То есть на основании чего было, якобы, проведено «закрытое судебное заседание» вообще непонятно.
Когда речь заходит о выводах экспертизы, редакторы книги снова используют свой любимый прием. Они публикуют только ту часть, которая касалась ответов экспертов на вопросы суда, и комментарии подсудимых, а сами выводы экспертизы в полном объеме не опубликованы. В общем, акцент сделан на оправдательные речи подсудимых, а аргументы следствия опущены. Подсудимые, конечно, отрицали, что они виновны, дабы скрыть свои преступления и спасти себе жизнь, поэтому их показания нельзя принимать за чистую монету. Авторы книги представили дело так, будто суд вынес абсолютно абсурдный приговор и не проверил факты, содержавшиеся в обвинительном заключении. Хотя, на самом деле, это исключено. В приговоре могут оказаться только доказанные в ходе судебного следствия факты. И факты эти, в частности, таковы:
«В мае 1943 года Лозовский под предлогом усиления пропаганды достижений СССР и пропаганды борьбы с фашизмом добился разрешения на поездку Михоэлса и Фефера в США, поручив им установить личный контакт с еврейскими националистическими кругами Америки в борьбе против Советского государства.
Перед отъездом в Америку Михоэлс и Фефер по указанию Лозовского собрали ряд материалов о промышленности СССР, которые передали американцам.

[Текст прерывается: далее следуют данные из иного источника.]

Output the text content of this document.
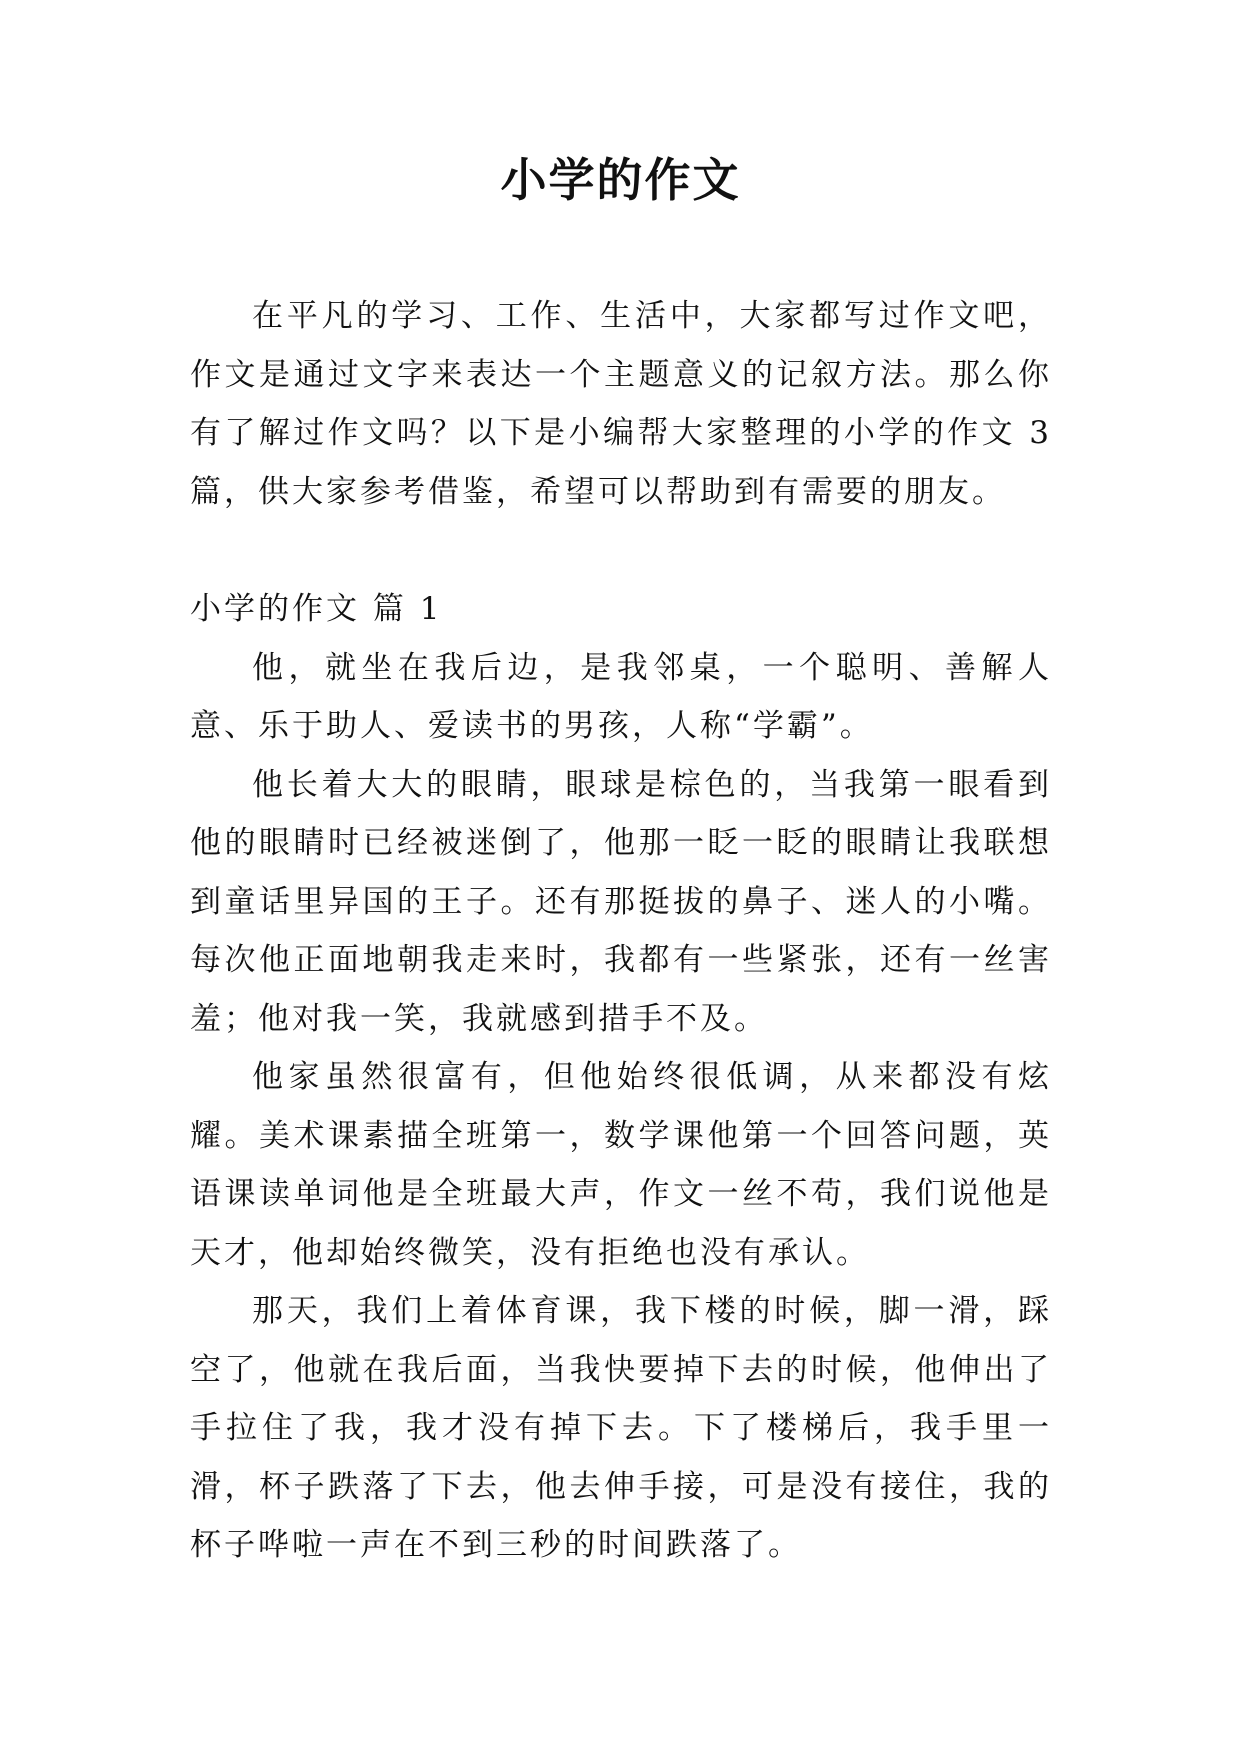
小学的作文

在平凡的学习、工作、生活中，大家都写过作文吧，作文是通过文字来表达一个主题意义的记叙方法。那么你有了解过作文吗？以下是小编帮大家整理的小学的作文 3 篇，供大家参考借鉴，希望可以帮助到有需要的朋友。

小学的作文 篇 1

他，就坐在我后边，是我邻桌，一个聪明、善解人意、乐于助人、爱读书的男孩，人称“学霸”。

他长着大大的眼睛，眼球是棕色的，当我第一眼看到他的眼睛时已经被迷倒了，他那一眨一眨的眼睛让我联想到童话里异国的王子。还有那挺拔的鼻子、迷人的小嘴。每次他正面地朝我走来时，我都有一些紧张，还有一丝害羞；他对我一笑，我就感到措手不及。

他家虽然很富有，但他始终很低调，从来都没有炫耀。美术课素描全班第一，数学课他第一个回答问题，英语课读单词他是全班最大声，作文一丝不苟，我们说他是天才，他却始终微笑，没有拒绝也没有承认。

那天，我们上着体育课，我下楼的时候，脚一滑，踩空了，他就在我后面，当我快要掉下去的时候，他伸出了手拉住了我，我才没有掉下去。下了楼梯后，我手里一滑，杯子跌落了下去，他去伸手接，可是没有接住，我的杯子哗啦一声在不到三秒的时间跌落了。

Находясь в США, Михоэлс и Фефер установили связь с представителями еврейских националистов - миллионером Розенбергом, Будишем, с лидером сионистов Вейцманом и другими, которым сообщили ряд клеветнических сведений о положении евреев в СССР.
В беседах с этими националистами Михоэлс и Фефер договорились о мероприятиях по усилению националистической деятельности в СССР, причем Розенберг потребовал от Михоэлса и Фефера взамен оказания материальной помощи добиться у Советского правительства заселения евреями Крыма и создания там Еврейской республики, в чем, как заявил Розенберг, американские евреи заинтересованы не только как евреи, но и как американцы.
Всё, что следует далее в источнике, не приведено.